Sometime in 2006 at a fish market in tiny Sebastopol, CA, Morgan found himself in a conversation with one of his heroes, Tom Waits, about life and art. The talk moved Geer to unleash his trademark sound where sin and redemption bleed into each other– where pool hall gloom and tent revival glory meet. Thus it came to pass that in a fish market between Tom Waits and a bin of dead sockeye, Drunken Prayer came to life.
Drunken Prayer
Geer wrote many of Drunken Prayer’s first compositions while wood-shedding on a farm in Sonoma County, California, before moving to Portland, OR. The songs that made up the first Drunken Prayer (self-titled) record are a mix of dark blues, country and traditionals; dynamic, with “an almost inculpable sincerity” (Mountain Xpress, Asheville, NC). His swampy vocals and angular guitar style create a nicely creepy backdrop for rakish, playful stories of eternal themes at the core of tracks like “What Made Me Kill” and “The Demon”, contrasting sharply with the sweet melody and sentiment of “Pearls and Swine”. Blurt Magazine called the album “one part The Band, one part Tonight’s The Night, and one part sinner’s remorse… Bad Seeds-in-New Orleans noir.”
In February, 2012 Drunken Prayer joined Portland based Fluff and Gravy Records to release Into the Missionfield, an ambitious record with gut-bucket guitars, keys, and heavy percussion. The sounds are bluesy and psychedelic; the horn arrangements are as loose and buoyant as a New Orleans Jazz funeral. The lyrics are as sweet as they are damning. No Depression raved that “Every artist should so coherent when in the midst of such intoxicating revelry”, and the Portland Mercury went so far as to call Geer “Warren Zevon’s medium, showing him the world from the great beyond”.

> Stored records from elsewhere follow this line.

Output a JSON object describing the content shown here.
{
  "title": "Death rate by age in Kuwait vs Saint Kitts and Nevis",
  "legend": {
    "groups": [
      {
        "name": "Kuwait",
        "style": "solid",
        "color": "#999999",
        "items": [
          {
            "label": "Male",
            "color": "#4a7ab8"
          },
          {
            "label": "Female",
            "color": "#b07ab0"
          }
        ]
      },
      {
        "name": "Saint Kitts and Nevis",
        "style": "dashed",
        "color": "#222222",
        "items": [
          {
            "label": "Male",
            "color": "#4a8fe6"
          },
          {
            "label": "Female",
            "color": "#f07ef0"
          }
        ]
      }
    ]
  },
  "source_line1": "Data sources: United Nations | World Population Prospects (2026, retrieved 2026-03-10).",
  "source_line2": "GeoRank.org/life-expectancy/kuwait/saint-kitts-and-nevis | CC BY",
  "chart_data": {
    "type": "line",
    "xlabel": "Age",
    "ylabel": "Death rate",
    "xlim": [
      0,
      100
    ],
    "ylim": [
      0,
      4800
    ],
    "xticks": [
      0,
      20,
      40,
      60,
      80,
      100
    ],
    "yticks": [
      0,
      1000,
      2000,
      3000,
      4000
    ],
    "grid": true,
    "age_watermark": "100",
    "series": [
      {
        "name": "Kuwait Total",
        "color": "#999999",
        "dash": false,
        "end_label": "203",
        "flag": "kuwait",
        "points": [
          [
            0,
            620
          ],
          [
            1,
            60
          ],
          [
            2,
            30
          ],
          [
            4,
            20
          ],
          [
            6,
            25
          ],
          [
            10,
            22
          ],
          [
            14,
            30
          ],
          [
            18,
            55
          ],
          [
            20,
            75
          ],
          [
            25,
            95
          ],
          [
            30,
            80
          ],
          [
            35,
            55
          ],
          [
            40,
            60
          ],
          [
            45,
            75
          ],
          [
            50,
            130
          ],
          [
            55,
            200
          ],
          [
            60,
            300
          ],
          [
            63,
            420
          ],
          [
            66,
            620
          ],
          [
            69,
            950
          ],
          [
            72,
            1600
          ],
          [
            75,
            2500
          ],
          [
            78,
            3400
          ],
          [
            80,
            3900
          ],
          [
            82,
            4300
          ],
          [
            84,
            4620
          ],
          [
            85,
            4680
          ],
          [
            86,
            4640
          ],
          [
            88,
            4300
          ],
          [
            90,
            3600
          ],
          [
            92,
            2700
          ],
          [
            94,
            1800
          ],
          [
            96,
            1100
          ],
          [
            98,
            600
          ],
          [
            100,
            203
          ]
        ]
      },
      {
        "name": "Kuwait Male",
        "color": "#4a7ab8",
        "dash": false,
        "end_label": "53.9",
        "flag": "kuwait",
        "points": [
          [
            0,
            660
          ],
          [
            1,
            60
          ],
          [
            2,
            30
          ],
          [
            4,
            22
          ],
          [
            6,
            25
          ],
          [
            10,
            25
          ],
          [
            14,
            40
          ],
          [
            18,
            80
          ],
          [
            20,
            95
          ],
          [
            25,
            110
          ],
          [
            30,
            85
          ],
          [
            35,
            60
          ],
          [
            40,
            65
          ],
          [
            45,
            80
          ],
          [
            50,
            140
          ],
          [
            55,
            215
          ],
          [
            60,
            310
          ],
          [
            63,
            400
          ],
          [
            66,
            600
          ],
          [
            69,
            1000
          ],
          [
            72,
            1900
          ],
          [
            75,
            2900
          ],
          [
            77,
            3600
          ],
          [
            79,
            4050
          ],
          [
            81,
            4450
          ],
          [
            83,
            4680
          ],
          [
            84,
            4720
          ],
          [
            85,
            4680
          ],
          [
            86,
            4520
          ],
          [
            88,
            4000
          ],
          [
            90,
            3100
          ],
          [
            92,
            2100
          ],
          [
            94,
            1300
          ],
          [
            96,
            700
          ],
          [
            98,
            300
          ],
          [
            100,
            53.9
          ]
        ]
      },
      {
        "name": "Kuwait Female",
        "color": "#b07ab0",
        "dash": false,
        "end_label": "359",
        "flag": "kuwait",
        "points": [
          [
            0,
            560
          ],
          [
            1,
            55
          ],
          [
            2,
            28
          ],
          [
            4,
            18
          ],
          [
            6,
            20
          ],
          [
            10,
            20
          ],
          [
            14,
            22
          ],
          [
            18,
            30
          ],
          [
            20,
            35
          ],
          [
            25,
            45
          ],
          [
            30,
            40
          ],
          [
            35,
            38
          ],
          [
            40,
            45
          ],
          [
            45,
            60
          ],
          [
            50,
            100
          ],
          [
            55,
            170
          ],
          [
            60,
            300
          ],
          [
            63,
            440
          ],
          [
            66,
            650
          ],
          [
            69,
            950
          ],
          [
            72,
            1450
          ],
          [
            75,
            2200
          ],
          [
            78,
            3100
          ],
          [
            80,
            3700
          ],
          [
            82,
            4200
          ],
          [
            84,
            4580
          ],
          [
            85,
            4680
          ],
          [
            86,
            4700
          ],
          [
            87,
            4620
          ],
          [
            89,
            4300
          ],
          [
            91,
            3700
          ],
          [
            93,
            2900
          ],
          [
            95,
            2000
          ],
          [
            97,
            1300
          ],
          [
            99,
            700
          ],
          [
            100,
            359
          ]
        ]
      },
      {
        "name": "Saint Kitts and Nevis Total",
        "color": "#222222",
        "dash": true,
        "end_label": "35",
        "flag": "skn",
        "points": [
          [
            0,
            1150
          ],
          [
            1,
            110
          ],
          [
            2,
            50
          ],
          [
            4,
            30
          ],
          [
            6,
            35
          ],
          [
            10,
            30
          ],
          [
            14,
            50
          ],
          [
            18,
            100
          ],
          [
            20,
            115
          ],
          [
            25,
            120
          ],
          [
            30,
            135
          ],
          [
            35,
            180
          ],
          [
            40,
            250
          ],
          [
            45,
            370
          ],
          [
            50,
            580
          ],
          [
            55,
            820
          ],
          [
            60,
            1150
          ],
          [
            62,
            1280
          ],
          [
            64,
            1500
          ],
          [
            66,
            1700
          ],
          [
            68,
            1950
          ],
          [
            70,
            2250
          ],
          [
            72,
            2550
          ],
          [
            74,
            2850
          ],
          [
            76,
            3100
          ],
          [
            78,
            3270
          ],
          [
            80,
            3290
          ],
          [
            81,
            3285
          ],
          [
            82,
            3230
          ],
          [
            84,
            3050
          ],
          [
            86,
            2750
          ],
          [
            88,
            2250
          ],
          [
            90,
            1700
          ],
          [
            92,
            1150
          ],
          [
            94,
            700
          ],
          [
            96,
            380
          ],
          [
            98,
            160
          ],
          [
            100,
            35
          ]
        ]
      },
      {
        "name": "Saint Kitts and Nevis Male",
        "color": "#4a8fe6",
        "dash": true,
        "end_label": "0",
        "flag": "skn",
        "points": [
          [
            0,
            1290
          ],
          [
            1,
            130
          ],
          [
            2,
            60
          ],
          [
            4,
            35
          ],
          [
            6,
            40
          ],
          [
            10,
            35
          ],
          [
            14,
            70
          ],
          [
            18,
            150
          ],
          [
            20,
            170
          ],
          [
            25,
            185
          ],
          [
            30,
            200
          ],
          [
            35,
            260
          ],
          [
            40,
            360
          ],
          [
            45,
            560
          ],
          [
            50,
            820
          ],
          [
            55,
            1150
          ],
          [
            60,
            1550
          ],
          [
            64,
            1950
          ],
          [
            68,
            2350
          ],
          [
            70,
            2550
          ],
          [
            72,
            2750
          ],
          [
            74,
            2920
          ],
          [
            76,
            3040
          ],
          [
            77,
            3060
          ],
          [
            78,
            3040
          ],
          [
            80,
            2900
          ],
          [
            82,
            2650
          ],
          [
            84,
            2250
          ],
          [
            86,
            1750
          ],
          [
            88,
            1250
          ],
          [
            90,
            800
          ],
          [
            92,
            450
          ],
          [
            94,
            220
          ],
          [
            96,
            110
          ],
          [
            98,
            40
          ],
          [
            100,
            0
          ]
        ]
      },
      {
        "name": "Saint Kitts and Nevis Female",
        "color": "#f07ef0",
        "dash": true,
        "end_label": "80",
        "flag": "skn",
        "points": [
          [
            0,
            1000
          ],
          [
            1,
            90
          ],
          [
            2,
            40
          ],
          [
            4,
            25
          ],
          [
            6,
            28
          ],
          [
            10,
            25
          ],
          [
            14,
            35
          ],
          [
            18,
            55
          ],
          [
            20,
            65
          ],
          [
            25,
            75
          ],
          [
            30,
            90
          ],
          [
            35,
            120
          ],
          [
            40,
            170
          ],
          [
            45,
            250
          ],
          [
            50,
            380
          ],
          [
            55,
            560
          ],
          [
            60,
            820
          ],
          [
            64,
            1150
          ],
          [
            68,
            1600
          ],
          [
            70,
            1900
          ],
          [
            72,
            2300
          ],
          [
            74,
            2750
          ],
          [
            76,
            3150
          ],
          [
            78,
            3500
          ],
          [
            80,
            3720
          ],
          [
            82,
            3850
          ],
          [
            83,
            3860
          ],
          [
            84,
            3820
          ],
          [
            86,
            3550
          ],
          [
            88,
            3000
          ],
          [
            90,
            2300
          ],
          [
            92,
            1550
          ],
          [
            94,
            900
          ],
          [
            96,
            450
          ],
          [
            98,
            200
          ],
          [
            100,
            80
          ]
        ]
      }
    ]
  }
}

House of Morgan, the November 2013 release (Fluff and Gravy) finds Geer taking things into his own hands. While the critically acclaimed Into the Missionfield was a densely layered studio undertaking, House of Morgan, was self-recorded using a Tascam cassette machine, a Radio Shack condenser mic, and Garage Band with nearly all of the instruments played by Geer in his bedroom. The resultant tracks are striking in their raw and naked beauty. From an enchanting cover of the old Depression era, “On Mobile Bay”, to screaming punk/blues rants like “KEF-666″ and “Ultrabad”, the musical themes are widely varied.
These tracks offer a window into the mind of Morgan Geer, and the view that it affords is at once unsettling and comfortable. Though the record is sometimes a sharp contrast to previous efforts, this is undoubtedly a Drunken Prayer record. Geer’s trademark vocals, guitar, and wit are the threads that tie these divergent records together. Each track it’s own vignette, ”Taken as a whole, House of Morgan begins to make a kind of sense on its own White Album-esque terms” (Portland Mercury).
Drunken Prayer splits residence between Asheville, NC and Portland, OR.
Geer’s previous band, The Unholy Trio of Asheville, NC, also featured members of The Reigning Sound and Freakwater. On their 5th Year Anniversary compilation Bloodshot Records featured the Trio’s devilish version of Public Enemy’s “Bring the Noise”.